06 Jun Forbes: 34% of Entrepreneurs Have No Retirement Savings Plan
Kate Ashford , Forbes CONTRIBUTOR
Fully a third of small business owners don’t have a retirement savings plan, according to a recent survey by small business site Manta. Of those who don’t, 37% don’t make enough profit to save for retirement, 21% used their previous retirement savings to invest in the business, and 18% plan to sell their business to fund their retirement.
“I find that small business owners, especially successful ones, are typically very driven and optimistic people,” says Kirk Licata, a financial advisor in Atlanta. “Oftentimes, they put blinders on to focus on their vision and may not have savings, succession or insurance plans in place along the way.”
Unfortunately, optimism won’t pay the bills in your retirement years, so it’s likely that small business owners could use some additional planning. Here are some strategies to help make the future more secure.
Start saving immediately. “I always recommend that entrepreneurs act as if they will never sell their business and plan accordingly,” says Ryan Fuchs, a financial advisor in Frisco, TX. “Set up a retirement account and save in it. There is no guarantee that they will be able to sell their business to fund their retirement. And even if they do, there is no guarantee that they will get enough to retire on, particularly after they account for taxes.”
Use the right retirement vehicle. If you’re a solo entrepreneur with no employees or only your spouse and making up to $250,000 a year, a solo 401(k) is your best bet. “You can get more into a solo 401(k) than a SEP,” says Lisa A.K. Kirchenbauer, a financial advisor in Arlington, VA. “So it’s great for tax and retirement planning.”
Don’t shoot your Social Security in the foot. “One mistake I see self-employed business owners making is trying to get their taxes down as close to zero as possible,” says Elizabeth Revenko, a financial advisor in Berkeley, CA. “If your reportable income for Social Security is very low year after year, come retirement time, you may be forgoing a significant portion of a Social Security income stream that you could have benefited from.”
Protect your assets. “I advise clients who are self-employed that they are now responsible for their own life and disability insurance and must get individual policies, since they don’t have an employer providing any benefits,” says Todd Youngdahl, a financial advisor in Falls Church, VA.
Don’t overestimate how much you’ll get in the end. “Although a business exit is often the largest financial windfall for entrepreneurs, it is important that entrepreneurs don’t count on that as their sole retirement plan,” says Sterling Neblett, a financial advisor in McLean, VA. “Many times, entrepreneurs believe their business is worth much more than the actual market value, so in our planning projections we typically make a very conservative valuation assumption.”
Have an exit plan.

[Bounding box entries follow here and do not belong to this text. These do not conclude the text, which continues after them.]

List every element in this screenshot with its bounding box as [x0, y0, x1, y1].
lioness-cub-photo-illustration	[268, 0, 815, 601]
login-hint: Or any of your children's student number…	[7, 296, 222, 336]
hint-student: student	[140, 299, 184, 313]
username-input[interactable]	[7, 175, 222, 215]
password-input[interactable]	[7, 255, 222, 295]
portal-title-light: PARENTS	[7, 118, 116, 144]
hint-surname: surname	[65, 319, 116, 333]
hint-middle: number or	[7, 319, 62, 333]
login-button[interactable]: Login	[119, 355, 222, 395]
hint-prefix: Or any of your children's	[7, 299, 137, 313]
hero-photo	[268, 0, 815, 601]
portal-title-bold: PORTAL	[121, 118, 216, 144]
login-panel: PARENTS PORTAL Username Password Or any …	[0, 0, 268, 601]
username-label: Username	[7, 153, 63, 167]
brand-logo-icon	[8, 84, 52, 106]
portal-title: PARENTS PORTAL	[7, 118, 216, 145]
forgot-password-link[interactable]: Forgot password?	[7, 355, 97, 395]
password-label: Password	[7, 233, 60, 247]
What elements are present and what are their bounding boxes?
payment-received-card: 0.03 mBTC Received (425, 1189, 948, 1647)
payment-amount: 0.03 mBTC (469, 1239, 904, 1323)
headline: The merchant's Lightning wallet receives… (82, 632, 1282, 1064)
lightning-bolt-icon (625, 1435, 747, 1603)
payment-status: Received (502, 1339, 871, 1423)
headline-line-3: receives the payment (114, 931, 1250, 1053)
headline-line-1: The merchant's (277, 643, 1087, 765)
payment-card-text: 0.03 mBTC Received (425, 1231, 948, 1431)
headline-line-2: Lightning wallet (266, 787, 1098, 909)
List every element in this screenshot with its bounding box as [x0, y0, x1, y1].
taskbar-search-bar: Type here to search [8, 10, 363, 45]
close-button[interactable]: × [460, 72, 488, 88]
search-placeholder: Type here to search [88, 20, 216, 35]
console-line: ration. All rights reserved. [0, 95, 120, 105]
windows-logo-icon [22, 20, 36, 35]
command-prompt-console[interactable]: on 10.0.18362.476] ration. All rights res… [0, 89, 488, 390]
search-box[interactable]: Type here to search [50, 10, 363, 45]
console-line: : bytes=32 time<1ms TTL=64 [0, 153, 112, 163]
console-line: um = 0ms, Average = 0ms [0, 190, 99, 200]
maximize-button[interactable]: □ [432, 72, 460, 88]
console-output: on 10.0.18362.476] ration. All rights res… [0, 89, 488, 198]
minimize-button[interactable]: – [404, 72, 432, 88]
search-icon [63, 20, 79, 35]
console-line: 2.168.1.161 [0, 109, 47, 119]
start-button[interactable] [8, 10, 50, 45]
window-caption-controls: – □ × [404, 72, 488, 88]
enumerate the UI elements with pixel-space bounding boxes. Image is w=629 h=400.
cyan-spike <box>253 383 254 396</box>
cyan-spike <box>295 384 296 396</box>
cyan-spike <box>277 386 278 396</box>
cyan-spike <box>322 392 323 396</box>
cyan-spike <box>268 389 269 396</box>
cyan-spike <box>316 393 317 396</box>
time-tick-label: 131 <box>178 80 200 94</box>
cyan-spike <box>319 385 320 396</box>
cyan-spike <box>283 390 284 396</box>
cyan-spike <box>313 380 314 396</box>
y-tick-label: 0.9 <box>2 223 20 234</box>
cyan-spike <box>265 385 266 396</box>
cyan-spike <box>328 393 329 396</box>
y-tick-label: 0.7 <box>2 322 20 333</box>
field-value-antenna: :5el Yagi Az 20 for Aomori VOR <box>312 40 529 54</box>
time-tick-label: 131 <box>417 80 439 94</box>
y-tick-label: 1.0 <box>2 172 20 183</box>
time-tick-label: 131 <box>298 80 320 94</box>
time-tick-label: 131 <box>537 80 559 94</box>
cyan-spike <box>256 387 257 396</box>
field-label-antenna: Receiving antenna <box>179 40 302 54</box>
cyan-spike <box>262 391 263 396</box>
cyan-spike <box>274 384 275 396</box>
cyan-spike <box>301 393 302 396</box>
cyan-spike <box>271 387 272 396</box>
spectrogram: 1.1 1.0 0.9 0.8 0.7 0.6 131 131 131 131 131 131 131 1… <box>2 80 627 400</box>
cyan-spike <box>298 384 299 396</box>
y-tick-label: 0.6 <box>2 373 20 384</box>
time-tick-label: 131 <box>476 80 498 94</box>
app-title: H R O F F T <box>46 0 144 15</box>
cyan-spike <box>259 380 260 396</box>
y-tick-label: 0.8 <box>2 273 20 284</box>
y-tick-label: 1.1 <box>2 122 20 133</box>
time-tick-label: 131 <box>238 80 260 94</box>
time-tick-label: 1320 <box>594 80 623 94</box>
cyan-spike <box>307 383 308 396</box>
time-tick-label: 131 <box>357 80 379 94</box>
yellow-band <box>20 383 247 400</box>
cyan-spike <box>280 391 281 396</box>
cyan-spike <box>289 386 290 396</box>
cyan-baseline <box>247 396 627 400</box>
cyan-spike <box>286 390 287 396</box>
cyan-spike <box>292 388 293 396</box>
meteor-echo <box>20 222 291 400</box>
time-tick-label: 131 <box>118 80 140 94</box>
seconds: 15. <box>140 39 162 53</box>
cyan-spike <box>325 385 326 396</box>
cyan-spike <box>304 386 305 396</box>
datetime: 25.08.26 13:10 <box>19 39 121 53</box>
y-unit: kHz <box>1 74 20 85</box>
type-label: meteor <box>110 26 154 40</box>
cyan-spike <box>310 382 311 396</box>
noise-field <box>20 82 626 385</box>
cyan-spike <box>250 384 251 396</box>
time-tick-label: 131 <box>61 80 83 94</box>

An additional 34% of small business owners also have no succession plan—but that can leave you scrambling at the end of your working days. “Business owners should start working on their succession plan ideally in their 50s, and at least five to 10 years before retirement,” says Tracy Sherwood, a financial advisor in Williamsville, NY. “You need time to mentor your key employees in your business, negotiate a viable plan and prepare yourself for life after the business.”